The European General Data Protection Regulation (GDPR) took effect in May 2018, requiring companies that handle or process EU residents’ personal information to conform to practices that seek to more fully protect consumer sensitive information. Companies that fall under this category, known as data controllers, must secure consumer consent or another legally acceptable method of gathering personal information, notify individuals of the personal information that is collected and how it will be used, and limit the collection and maintenance to necessary information for a limited period of time. The individuals whose personal information is gathered also have a right to access the information, limit its use, and withdraw their consent from data controllers for such use.
Over the past year, GDPR regulators have started monitoring companies’ data protection procedures and issuing fines for insufficient practices that do not meet GDPR requirements. For example, companies face fines for failing to adequately inform individuals about how their information was used, as well as failing to allow consumers access to their personal data. Noncompliance with the regulations could result in penalties up to 4% of a company’s annual revenue.
One of the requirements of the GDPR that has received particular attention from data controllers over the past year is the mandatory reporting of a data breach within 72 hours of its detection. As companies attempt to avoid fines without clear direction on what exactly constitutes mandatory disclosure, the data protection authorities have been flooded with reports of data breaches. During the GDPR’s second year, data controllers expect clearer guidance on these requirements.
One of the challenges for data controllers that has arisen with the GDPR in its infancy is regulatory enforcement under the European Data Protection Board (EDPB), and the criteria that regulators use to issue specific penalties. The GDPR’s introduction has led companies to add data protection officers to their leadership in order to guide them through this new territory and prevent sanctions handed down from the national authorities under the EDPB. Until regulators complete investigations and issue penalties, however, these companies and officers will have little insight into where the regulation’s priorities lie. Further, companies have been grappling with the question of uniformity across the EDPB, as each member state has its own data protection authority, leading to the possibility that multiple states could potentially issue penalties against one company. Data controllers that manage operations in various countries should pay particular attention to forthcoming guidance by the EDPB regarding jurisdiction over data protection authority.

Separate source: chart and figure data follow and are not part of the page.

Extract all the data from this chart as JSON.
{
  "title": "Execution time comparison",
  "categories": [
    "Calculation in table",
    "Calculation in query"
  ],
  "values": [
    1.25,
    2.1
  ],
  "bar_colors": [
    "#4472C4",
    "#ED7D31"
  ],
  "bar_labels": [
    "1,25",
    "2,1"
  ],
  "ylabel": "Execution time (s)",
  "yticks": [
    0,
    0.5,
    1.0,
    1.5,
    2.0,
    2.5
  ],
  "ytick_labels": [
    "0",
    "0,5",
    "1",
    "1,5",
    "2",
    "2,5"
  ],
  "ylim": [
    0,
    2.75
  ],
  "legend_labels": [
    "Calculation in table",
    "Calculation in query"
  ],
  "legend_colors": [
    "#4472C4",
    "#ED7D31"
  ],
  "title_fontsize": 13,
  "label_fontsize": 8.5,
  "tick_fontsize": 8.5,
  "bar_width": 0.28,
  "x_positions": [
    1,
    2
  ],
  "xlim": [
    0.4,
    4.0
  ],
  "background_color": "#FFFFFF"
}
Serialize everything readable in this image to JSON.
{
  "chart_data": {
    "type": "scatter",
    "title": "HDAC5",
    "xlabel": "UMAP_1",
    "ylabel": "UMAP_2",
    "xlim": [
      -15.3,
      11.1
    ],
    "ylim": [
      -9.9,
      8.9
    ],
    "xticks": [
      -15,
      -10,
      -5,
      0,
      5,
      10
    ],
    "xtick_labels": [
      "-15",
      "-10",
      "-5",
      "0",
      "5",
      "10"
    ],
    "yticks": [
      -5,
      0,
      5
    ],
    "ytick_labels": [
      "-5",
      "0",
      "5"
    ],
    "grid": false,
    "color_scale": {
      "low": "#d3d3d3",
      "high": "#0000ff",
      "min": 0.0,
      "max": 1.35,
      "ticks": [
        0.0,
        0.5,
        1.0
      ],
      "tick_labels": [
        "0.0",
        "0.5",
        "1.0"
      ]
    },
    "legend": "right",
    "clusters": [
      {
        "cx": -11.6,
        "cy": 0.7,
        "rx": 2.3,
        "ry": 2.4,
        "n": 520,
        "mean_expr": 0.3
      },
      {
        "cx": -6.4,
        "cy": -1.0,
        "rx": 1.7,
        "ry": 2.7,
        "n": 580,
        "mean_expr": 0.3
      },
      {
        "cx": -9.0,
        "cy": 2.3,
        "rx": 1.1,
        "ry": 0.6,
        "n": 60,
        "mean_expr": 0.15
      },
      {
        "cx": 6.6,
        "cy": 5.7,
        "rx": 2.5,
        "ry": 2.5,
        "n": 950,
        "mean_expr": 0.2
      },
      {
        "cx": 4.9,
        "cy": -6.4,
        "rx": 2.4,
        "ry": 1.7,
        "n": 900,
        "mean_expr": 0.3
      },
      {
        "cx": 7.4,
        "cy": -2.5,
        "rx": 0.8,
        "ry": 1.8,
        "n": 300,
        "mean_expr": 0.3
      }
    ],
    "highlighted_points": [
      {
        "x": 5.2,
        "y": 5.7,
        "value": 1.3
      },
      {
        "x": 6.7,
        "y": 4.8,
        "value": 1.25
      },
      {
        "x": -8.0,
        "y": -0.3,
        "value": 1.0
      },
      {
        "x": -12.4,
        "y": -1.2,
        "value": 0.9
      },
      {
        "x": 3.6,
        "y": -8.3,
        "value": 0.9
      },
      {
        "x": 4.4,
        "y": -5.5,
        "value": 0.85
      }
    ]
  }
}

Lessons learned from the evolution of the GDPR will be important for companies around the globe, as similar types of regulations will start to be seen elsewhere. California, for example, is gearing up to introduce its own Consumer Privacy Act and will require companies to meet standards similar to the GDPR. State-led enforcement of data protection laws raises the question of potential federal enforcement of data protection similar to that of the GDPR, which was created after EU states enforced their own differing data protection laws. In the United States, if more states continue the trend of introducing their own data protection regulations, the possibility of federal action could grow more realistic in the future.